Non sono solo, quelle di Mattarella, le parole del discorso più bello fino a oggi del suo Settennato. Sono per noi le pietre morali del palazzo della nuova Italia

Siamo all’incrocio della storia con la fine della lunga stagione della demagogia, ma dobbiamo fare i conti con lo stesso Parlamento. Siamo alla pedagogia dell’unità nazionale di Mattarella, Draghi e Visco perché la discontinuità di governo diventi metodo della Nuova Ricostruzione, ma bisogna rompere il coagulo di miopi interessi regionalisti e corporativi perché prevalga lo spirito di condivisione e ognuna delle parti sociali faccia la sua parte.

Siamo al “decidere, mediare e decidere” di Mario Draghi che fa le cose, dà fiducia e aiuta l’economia a ripartire, ma dobbiamo fare i conti con le solite venti “claque” televisive dove non esistono le persone ma le maschere del salotto dell’irrealtà che fa muro contro il dibattito della realtà della pubblica opinione.

C’è un’aria buona nel consiglio dei ministri perché si è capito che quando si arriva lì si decide. Si è capito che tutti i confronti di merito sono addirittura auspicati, ma quando arriva la sintesi indirizzata di Draghi quella è la decisone. Neppure i capi di gabinetto dei ministri si impuntano come prima a testimonianza che la macchina del governo ha capito l’importanza della discontinuità.

Si è capito che bisogna fare l’esatto opposto di quello che si è fatto negli ultimi venti anni. Che si deve ragionare sui progetti e che si deve essere capaci di attuarli. Che bisogna ridare all’Italia la capacità di fare investimenti, non di continuare a distribuire elemosina sociale e sussidi ai ricchi.

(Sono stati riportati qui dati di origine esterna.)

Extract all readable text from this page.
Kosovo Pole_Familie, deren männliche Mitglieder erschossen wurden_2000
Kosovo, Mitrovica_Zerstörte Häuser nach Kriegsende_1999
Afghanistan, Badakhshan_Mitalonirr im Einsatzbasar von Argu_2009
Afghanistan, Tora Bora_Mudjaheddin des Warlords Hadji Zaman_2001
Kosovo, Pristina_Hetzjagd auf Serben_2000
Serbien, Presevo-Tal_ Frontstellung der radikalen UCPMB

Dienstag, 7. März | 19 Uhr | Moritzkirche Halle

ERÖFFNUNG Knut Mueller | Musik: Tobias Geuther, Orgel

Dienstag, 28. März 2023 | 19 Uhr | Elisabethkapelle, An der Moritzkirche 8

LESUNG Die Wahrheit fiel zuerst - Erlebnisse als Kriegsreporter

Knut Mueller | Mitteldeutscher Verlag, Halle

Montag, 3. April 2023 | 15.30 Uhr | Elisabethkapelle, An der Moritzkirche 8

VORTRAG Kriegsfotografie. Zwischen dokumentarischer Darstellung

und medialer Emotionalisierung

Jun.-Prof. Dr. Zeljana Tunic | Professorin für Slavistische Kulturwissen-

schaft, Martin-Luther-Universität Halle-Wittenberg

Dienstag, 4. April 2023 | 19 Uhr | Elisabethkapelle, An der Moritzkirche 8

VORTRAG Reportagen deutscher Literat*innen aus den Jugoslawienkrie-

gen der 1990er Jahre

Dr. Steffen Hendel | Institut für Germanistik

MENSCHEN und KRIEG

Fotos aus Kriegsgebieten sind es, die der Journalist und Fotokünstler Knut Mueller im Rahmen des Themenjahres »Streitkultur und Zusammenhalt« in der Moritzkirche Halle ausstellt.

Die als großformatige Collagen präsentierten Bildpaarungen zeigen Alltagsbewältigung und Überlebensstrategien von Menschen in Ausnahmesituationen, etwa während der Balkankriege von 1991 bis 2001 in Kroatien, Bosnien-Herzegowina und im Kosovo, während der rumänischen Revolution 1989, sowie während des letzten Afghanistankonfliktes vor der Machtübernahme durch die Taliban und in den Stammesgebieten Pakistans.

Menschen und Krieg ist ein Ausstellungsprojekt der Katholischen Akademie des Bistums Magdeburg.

L’Europa vuole un soggetto unico di gestione, di monitoraggio e di rendicontazione e lo avrà nella Ragioneria generale dello Stato e nella sua unità di missione, ma ci sarà una struttura dedicata a specchio in ogni ministero che è la rete di riferimento del nuovo modo di lavorare sui singoli progetti.

Per fare, non per chiacchierare. Sopra c’è la cabina di regia di Palazzo Chigi che prende i dati, verifica lo stato dell’arte e se le cose non vanno va in consiglio dei ministri e attiva i poteri sostituitivi perché la differenza con il passato è che gli investimenti vanno fatti, non annunciati.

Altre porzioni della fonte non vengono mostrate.